July 25, 2024

Die beliebte Pizzeria San Gennaro ist unerwartet nach Schlieren umgezogen. Am alten Standort öffnet eine neue Pizzeria – mit dem alten Team.

Am ehemaligen Standort der Pizzeria San Gennaro befindet sich seit Oktober die Pizzeria Da Pone.Das Konzept bleibt im Da Pone dem des Vorgängers nah. Es scheint, als habe sich nebst dem Namen einzig der neue Anstrich geändert.Pizzaiolo – und Namensgeber – Francesco Pone und Geschäftsführer Marco Rampinelli leiten das neue Restaurant. Auch ein grosser Teil des alten Teams ist geblieben.

Darum gehts

  • Die gehypte Pizzeria San Gennaro von Wirt Andrea Giancane ist aus Wipkingen nach Schlieren umgezogen.

  • Am alten Standort entsteht mit dem Da Pone eine neue Pizzeria im alten Stil. Mit dabei – ein grosser Teil des alten Teams.

  • Hinter dem Wechsel scheint ein Zerwürfnis zwischen dem Inhaber des San Gennaro und Marco Rampinelli – dem Geschäftsführer des neuen Da Pone – zu stecken.

Der Restaurantführer Gault-Millau beschrieb es schon kurz nach der Eröffnung 2018 als «die beste Pizza in der Stadt Zürich»: Das San Gennaro in Wipkingen war im Quartier – und ganz Zürich – beliebt und angesehen. Im Jahr 2023 erreichte die Pizzeria gar den 24. Platz auf der Liste der Top 50 Pizzerien Europas. Ende September zog die Pizzeria aber Hals über Kopf nach Schlieren um.

Der Umzug kam für viele überraschend: Die Tische im Restaurant waren stets gefüllt, die qualitativ hochwertigen Pizzen im neapolitanischen Stil kamen gut an – auch weil Inhaber Andrea Giancane seine Pizzaiolos direkt aus der Region Neapel rekrutierte. Erst in den letzten Monaten häufte sich die Kritik aufgrund der Preispolitik des Lokals: So kostete etwa eine Pizza mit rotem Thunfisch plötzlich 38 Franken. 

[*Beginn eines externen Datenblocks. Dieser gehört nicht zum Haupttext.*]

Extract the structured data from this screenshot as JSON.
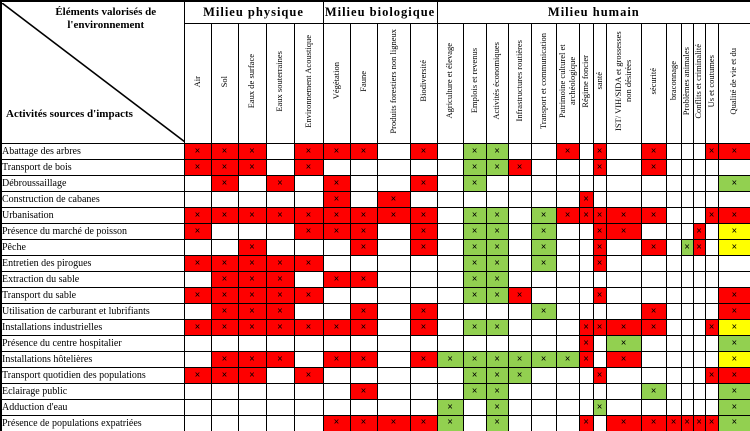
{
  "table": {
    "corner": {
      "top_label": "Éléments valorisés de l'environnement",
      "bottom_label": "Activités sources d'impacts"
    },
    "groups": [
      {
        "label": "Milieu physique",
        "span": 5
      },
      {
        "label": "Milieu  biologique",
        "span": 4
      },
      {
        "label": "Milieu  humain",
        "span": 15
      }
    ],
    "columns": [
      "Air",
      "Sol",
      "Eaux de surface",
      "Eaux souterraines",
      "Environnement Acoustique",
      "Végétation",
      "Faune",
      "Produits  forestiers non ligneux",
      "Biodiversité",
      "Agriculture et élevage",
      "Emplois et revenus",
      "Activités  économiques",
      "Infrastructures  routières",
      "Transport et communication",
      "Patrimoine culturel et archéologique",
      "Régime foncier",
      "santé",
      "IST/ VIH/SIDA et grossesses   non désirées",
      "sécurité",
      "braconnage",
      "Problèmes animales",
      "Conflits et criminalité",
      "Us  et  coutumes",
      "Qualité de vie et du"
    ],
    "mark": "×",
    "colors": {
      "R": "#fe0000",
      "G": "#92d050",
      "Y": "#ffff00",
      "W": "#ffffff"
    },
    "rows": [
      {
        "label": "Abattage des arbres",
        "cells": "RRRWRRRWRWGGWWRWRWRWWWRR"
      },
      {
        "label": "Transport de bois",
        "cells": "RRRWRWWWWWGGRWWWRWRWWWWW"
      },
      {
        "label": "Débroussaillage",
        "cells": "WRWRWRWWRWGWWWWWWWWWWWWG"
      },
      {
        "label": "Construction de cabanes",
        "cells": "WWWWWRWRWWWWWWWRWWWWWWWW"
      },
      {
        "label": "Urbanisation",
        "cells": "RRRRRRRRRWGGWGRRRRRWWWRR"
      },
      {
        "label": "Présence du marché de poisson",
        "cells": "RWWWRRRWRWGGWGWWRRWWWRWY"
      },
      {
        "label": "Pêche",
        "cells": "WWRWWWRWRWGGWGWWRWRWGRWY"
      },
      {
        "label": "Entretien des pirogues",
        "cells": "RRRRRWWWWWGGWGWWRWWWWWWW"
      },
      {
        "label": "Extraction du sable",
        "cells": "WRRRWRRWWWGGWWWWWWWWWWWW"
      },
      {
        "label": "Transport du sable",
        "cells": "RRRRRWWWWWGGRWWWRWWWWWWR"
      },
      {
        "label": "Utilisation de carburant et lubrifiants",
        "cells": "WRRRWWRWRWWWWGWWWWRWWWWR"
      },
      {
        "label": "Installations  industrielles",
        "cells": "RRRRRRRWRWGGWWWRRRRWWWRY"
      },
      {
        "label": "Présence du centre hospitalier",
        "cells": "WWWWWWWWWWWWWWWRWGWWWWWG"
      },
      {
        "label": "Installations  hôtelières",
        "cells": "WRRRWRRWRGGGGGGRWRWWWWWY"
      },
      {
        "label": "Transport quotidien des populations",
        "cells": "RRRWRWWWWWGGGWWWRWWWWWRR"
      },
      {
        "label": "Eclairage public",
        "cells": "WWWWWWRWWWGGWWWWWWGWWWWG"
      },
      {
        "label": "Adduction d'eau",
        "cells": "WWWWWWWWWGWGWWWWGWWWWWWG"
      },
      {
        "label": "Présence de populations expatriées",
        "cells": "WWWWWRRRRGWGWWWRWRRRRRRG"
      }
    ]
  }
}
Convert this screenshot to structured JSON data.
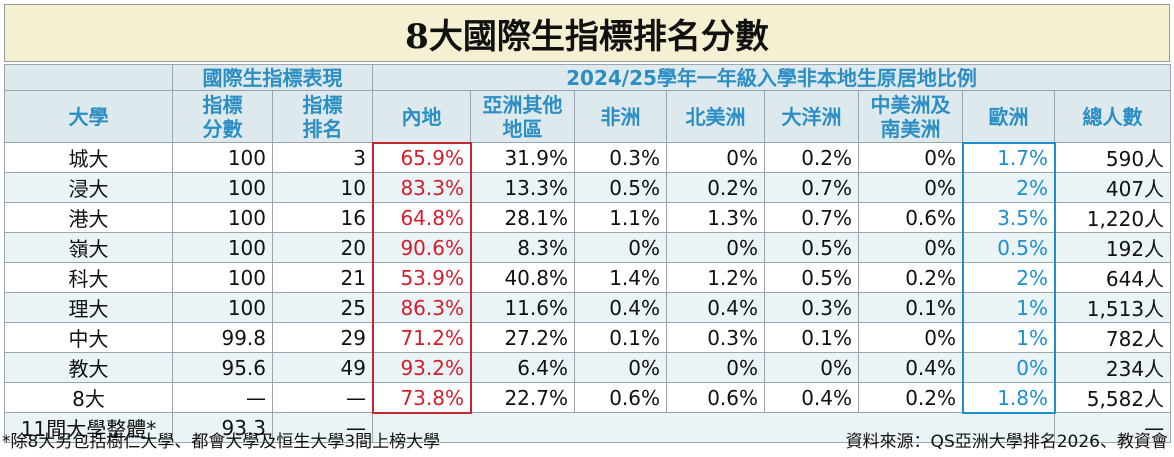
{
  "title": "8大國際生指標排名分數",
  "groups": {
    "perf": "國際生指標表現",
    "origin": "2024/25學年一年級入學非本地生原居地比例"
  },
  "headers": {
    "uni": "大學",
    "score": [
      "指標",
      "分數"
    ],
    "rank": [
      "指標",
      "排名"
    ],
    "mainland": "內地",
    "asia": [
      "亞洲其他",
      "地區"
    ],
    "africa": "非洲",
    "na": "北美洲",
    "oceania": "大洋洲",
    "latam": [
      "中美洲及",
      "南美洲"
    ],
    "europe": "歐洲",
    "total": "總人數"
  },
  "rows": [
    {
      "uni": "城大",
      "score": "100",
      "rank": "3",
      "mainland": "65.9%",
      "asia": "31.9%",
      "africa": "0.3%",
      "na": "0%",
      "oceania": "0.2%",
      "latam": "0%",
      "europe": "1.7%",
      "total": "590人"
    },
    {
      "uni": "浸大",
      "score": "100",
      "rank": "10",
      "mainland": "83.3%",
      "asia": "13.3%",
      "africa": "0.5%",
      "na": "0.2%",
      "oceania": "0.7%",
      "latam": "0%",
      "europe": "2%",
      "total": "407人"
    },
    {
      "uni": "港大",
      "score": "100",
      "rank": "16",
      "mainland": "64.8%",
      "asia": "28.1%",
      "africa": "1.1%",
      "na": "1.3%",
      "oceania": "0.7%",
      "latam": "0.6%",
      "europe": "3.5%",
      "total": "1,220人"
    },
    {
      "uni": "嶺大",
      "score": "100",
      "rank": "20",
      "mainland": "90.6%",
      "asia": "8.3%",
      "africa": "0%",
      "na": "0%",
      "oceania": "0.5%",
      "latam": "0%",
      "europe": "0.5%",
      "total": "192人"
    },
    {
      "uni": "科大",
      "score": "100",
      "rank": "21",
      "mainland": "53.9%",
      "asia": "40.8%",
      "africa": "1.4%",
      "na": "1.2%",
      "oceania": "0.5%",
      "latam": "0.2%",
      "europe": "2%",
      "total": "644人"
    },
    {
      "uni": "理大",
      "score": "100",
      "rank": "25",
      "mainland": "86.3%",
      "asia": "11.6%",
      "africa": "0.4%",
      "na": "0.4%",
      "oceania": "0.3%",
      "latam": "0.1%",
      "europe": "1%",
      "total": "1,513人"
    },
    {
      "uni": "中大",
      "score": "99.8",
      "rank": "29",
      "mainland": "71.2%",
      "asia": "27.2%",
      "africa": "0.1%",
      "na": "0.3%",
      "oceania": "0.1%",
      "latam": "0%",
      "europe": "1%",
      "total": "782人"
    },
    {
      "uni": "教大",
      "score": "95.6",
      "rank": "49",
      "mainland": "93.2%",
      "asia": "6.4%",
      "africa": "0%",
      "na": "0%",
      "oceania": "0%",
      "latam": "0.4%",
      "europe": "0%",
      "total": "234人"
    },
    {
      "uni": "8大",
      "score": "—",
      "rank": "—",
      "mainland": "73.8%",
      "asia": "22.7%",
      "africa": "0.6%",
      "na": "0.6%",
      "oceania": "0.4%",
      "latam": "0.2%",
      "europe": "1.8%",
      "total": "5,582人"
    }
  ],
  "overall": {
    "uni": "11間大學整體*",
    "score": "93.3",
    "rank": "—",
    "total": "—"
  },
  "footnote": "*除8大另包括樹仁大學、都會大學及恒生大學3間上榜大學",
  "source": "資料來源：QS亞洲大學排名2026、教資會",
  "colors": {
    "title_bg": "#f5f0d2",
    "header_bg": "#dde9ec",
    "header_text": "#2b8fc4",
    "mainland": "#d51c2b",
    "europe": "#1d8fcf"
  }
}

Lokal als «Da Pone» neu eröffnet

In den Räumlichkeiten des ehemaligen San Gennaro gibts aber immer noch Pizza: Marco Rampinelli, der ehemalige Mitarbeiter von Giancane, hat mit dem italienischen Pizzaiolo Francesco Pone das Lokal als «Da Pone» wiedereröffnet – mit fast der gleichen Karte wie zuvor. Pone und Rampinelli sind derweil nicht die einzigen aus dem alten Team, die geblieben sind. «Dass praktisch das ganze Team bei uns arbeiten will, sagt schon einiges aus», sagt der neue Geschäftsführer Rampinelli.

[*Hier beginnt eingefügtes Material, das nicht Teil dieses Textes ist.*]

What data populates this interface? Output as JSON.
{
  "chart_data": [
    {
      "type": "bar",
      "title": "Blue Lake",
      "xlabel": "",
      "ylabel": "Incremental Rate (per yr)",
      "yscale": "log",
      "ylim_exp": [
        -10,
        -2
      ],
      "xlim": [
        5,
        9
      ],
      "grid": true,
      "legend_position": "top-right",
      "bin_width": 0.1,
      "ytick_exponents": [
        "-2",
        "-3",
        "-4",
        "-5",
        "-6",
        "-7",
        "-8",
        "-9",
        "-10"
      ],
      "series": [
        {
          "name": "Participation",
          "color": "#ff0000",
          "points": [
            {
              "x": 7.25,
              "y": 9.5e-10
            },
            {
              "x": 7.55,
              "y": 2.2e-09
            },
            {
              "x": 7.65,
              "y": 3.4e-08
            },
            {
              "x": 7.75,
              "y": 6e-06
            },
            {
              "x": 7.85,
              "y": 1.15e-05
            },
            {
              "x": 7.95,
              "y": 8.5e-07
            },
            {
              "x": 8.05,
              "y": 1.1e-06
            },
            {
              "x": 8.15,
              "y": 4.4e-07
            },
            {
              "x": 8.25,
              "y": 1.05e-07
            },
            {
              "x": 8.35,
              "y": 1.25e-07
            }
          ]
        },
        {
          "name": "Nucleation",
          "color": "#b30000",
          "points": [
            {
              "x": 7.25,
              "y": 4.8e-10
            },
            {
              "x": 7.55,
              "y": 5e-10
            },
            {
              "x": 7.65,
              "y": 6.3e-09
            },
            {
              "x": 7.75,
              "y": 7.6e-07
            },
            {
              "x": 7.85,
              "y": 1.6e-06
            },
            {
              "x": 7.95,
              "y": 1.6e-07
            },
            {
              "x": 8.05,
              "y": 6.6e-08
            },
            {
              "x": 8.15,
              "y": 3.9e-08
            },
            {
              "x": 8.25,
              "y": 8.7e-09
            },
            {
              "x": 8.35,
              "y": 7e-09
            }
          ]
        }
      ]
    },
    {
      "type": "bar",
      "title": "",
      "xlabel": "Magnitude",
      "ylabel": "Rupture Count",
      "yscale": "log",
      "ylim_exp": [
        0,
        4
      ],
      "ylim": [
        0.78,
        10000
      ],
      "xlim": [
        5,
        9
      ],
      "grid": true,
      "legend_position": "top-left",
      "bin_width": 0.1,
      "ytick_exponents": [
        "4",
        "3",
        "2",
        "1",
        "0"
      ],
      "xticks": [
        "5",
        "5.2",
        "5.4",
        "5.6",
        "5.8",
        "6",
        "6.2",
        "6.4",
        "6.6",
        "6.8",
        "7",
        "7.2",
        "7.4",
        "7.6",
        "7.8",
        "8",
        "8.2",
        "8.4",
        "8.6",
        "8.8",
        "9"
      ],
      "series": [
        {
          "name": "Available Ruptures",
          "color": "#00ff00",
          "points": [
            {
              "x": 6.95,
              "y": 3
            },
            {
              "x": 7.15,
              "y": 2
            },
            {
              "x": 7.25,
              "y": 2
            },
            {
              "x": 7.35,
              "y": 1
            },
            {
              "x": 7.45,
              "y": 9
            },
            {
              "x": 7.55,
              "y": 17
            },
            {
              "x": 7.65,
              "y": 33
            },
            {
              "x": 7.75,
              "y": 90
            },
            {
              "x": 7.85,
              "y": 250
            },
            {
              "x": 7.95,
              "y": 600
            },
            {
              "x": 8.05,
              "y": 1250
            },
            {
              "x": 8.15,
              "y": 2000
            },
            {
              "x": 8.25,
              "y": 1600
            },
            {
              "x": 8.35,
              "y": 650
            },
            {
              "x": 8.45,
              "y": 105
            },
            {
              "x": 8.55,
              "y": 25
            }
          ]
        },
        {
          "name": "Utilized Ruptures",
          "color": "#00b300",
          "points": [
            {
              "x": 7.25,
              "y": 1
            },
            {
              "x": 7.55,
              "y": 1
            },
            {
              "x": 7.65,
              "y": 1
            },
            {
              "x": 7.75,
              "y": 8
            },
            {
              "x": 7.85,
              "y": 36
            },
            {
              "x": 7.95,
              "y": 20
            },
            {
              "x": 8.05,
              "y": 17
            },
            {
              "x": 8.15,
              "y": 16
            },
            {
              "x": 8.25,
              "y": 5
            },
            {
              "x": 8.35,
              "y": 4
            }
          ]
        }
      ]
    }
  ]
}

Auch das Konzept bleibt im Da Pone dem des Vorgängers nah. Erneut soll die «verace pizza napoletana» mit dem luftig-dicken Boden und den hochwertigen Zutaten überzeugen. Neben dem Namen deutet einzig der neue weisse Anstrich auf den Inhaberwechsel hin.

Bruch zwischen Mitarbeiter und Chef 

Ursprünglich sah der Plan aber anders aus: Als das Mietobjekt von der Eigentümerin Gallo Immobilien AG neu zur Pacht ausgeschrieben wurde, wollte der damals bei Giancane angestellte Rampinelli die Pacht für seinen Chef erwerben. Weil er den Vertrag laut eigenen Aussagen aber nicht überschreiben konnte, sei es zum Streit mit dem Chef gekommen. 

Ein weiterer Grund für das Zerwürfnis sollen die unterschiedlichen Ansichten zum Führungsstil gewesen sein, berichtet der «Tages-Anzeiger». Rampinelli findet: «Du musst die Mitarbeitenden pflegen und auch mal über die Festtage schliessen.» Zu Giancanes Ansichten möchte er sich nicht äussern. Auch Giancane selbst äusserte sich bisher nicht zu den Hintergründen. 20 Minuten konnte den San-Gennaro-Geschäftsführer nicht sprechen.